Waktu SD, kalimat yang bolak-balik dipakai oleh penulis buku pelajaran dalam sebuah contoh kalimat adalah "Ibu menggoreng ikan di dapur, Ayah membaca koran di ruang tamu."
Sejak SD pula aku menolak pakem ini. Bagaimana tidak, pemandangan sehari-hari yang kulihat di rumah, jauh dari yang tertulis di buku itu.
Bapakku suka di dapur, masak apa saja. Dari dapur, beliau akan beralih ke halaman, mencabuti rumput liar. Bukan berarti Mamak kemudian ongkang-ongkang, beliau mengurusi warung yang menghidupi kami. Belanja pagi-pagi sekali lalu berjualan berbagai kebutuhan rumah tangga di bagian terdepan rumah kami.
Tidak ada pembagian tugas berdasarkan gender. Abangku yang kedua sering menyapu halaman dan mencuci piring, tapi ia juga bekerja dan mempunyai pendapatan untuk membantu orangtua.Â
Begitu pula dengan kakak-kakak perempuan, mereka bekerja untuk mendapatkan penghasilan dan melayani penghuni rumah dengan mencuci pakaian dsb.
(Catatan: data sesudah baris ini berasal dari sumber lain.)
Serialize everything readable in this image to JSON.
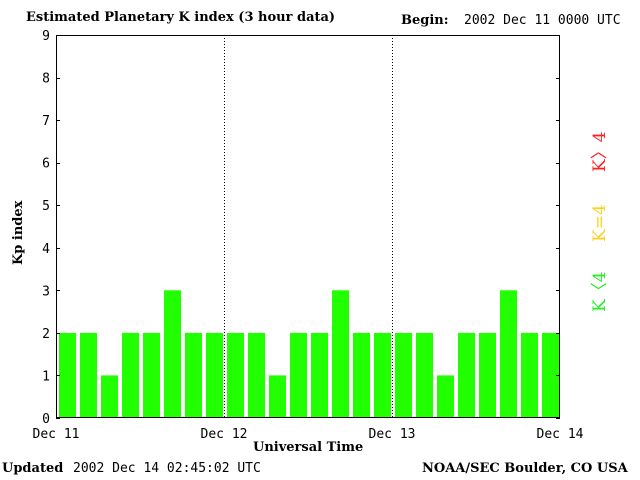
{
  "header": {
    "title": "Estimated Planetary K index (3 hour data)",
    "begin_label": "Begin:",
    "begin_value": "2002 Dec 11 0000 UTC"
  },
  "footer": {
    "updated_label": "Updated",
    "updated_value": "2002 Dec 14 02:45:02 UTC",
    "credit": "NOAA/SEC Boulder, CO USA"
  },
  "legend": {
    "high": "K〉4",
    "equal": "K=4",
    "low": "K〈4"
  },
  "chart_data": {
    "type": "bar",
    "title": "Estimated Planetary K index (3 hour data)",
    "xlabel": "Universal Time",
    "ylabel": "Kp index",
    "ylim": [
      0,
      9
    ],
    "yticks": [
      0,
      1,
      2,
      3,
      4,
      5,
      6,
      7,
      8,
      9
    ],
    "xticks": [
      "Dec 11",
      "Dec 12",
      "Dec 13",
      "Dec 14"
    ],
    "day_dividers": true,
    "values": [
      2,
      2,
      1,
      2,
      2,
      3,
      2,
      2,
      2,
      2,
      1,
      2,
      2,
      3,
      2,
      2,
      2,
      2,
      1,
      2,
      2,
      3,
      2,
      2
    ],
    "colors": {
      "low": "#22ff00",
      "equal": "#ffd020",
      "high": "#ff2020"
    }
  }
}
Semua baik-baik saja, kami hidup dengan normal.
Pembagian tugas yang sesuai fitrah menyebabkan laki-laki secara spontan hadir sebagai pelindung di rumahnya. Demikian pula perempuan, seperkasa apa pun, mereka adalah makhluk penuh kasih. Perasaan yang lebih dominan ketimbang logika menjadikan mereka tempat yang nyaman untuk anak mengadu.
Jadi, sudah tak cocok lagi menyebut-nyebut kelebihan yang sebenarnya sudah ditakdirkan sejak awal kepada semua orang, baik soal melahirkan maupun tentang memberi makan.
Kalau laki-laki pakai cara yang sama, para suami bisa balas. "Oke kamu punya rahim, tapi kalau tak ada yang meletakkan bakal janin di dalamnya, emang bisa jadi bocah?"
Syukurnya laki-laki jarang punya refleks adu omel begitu.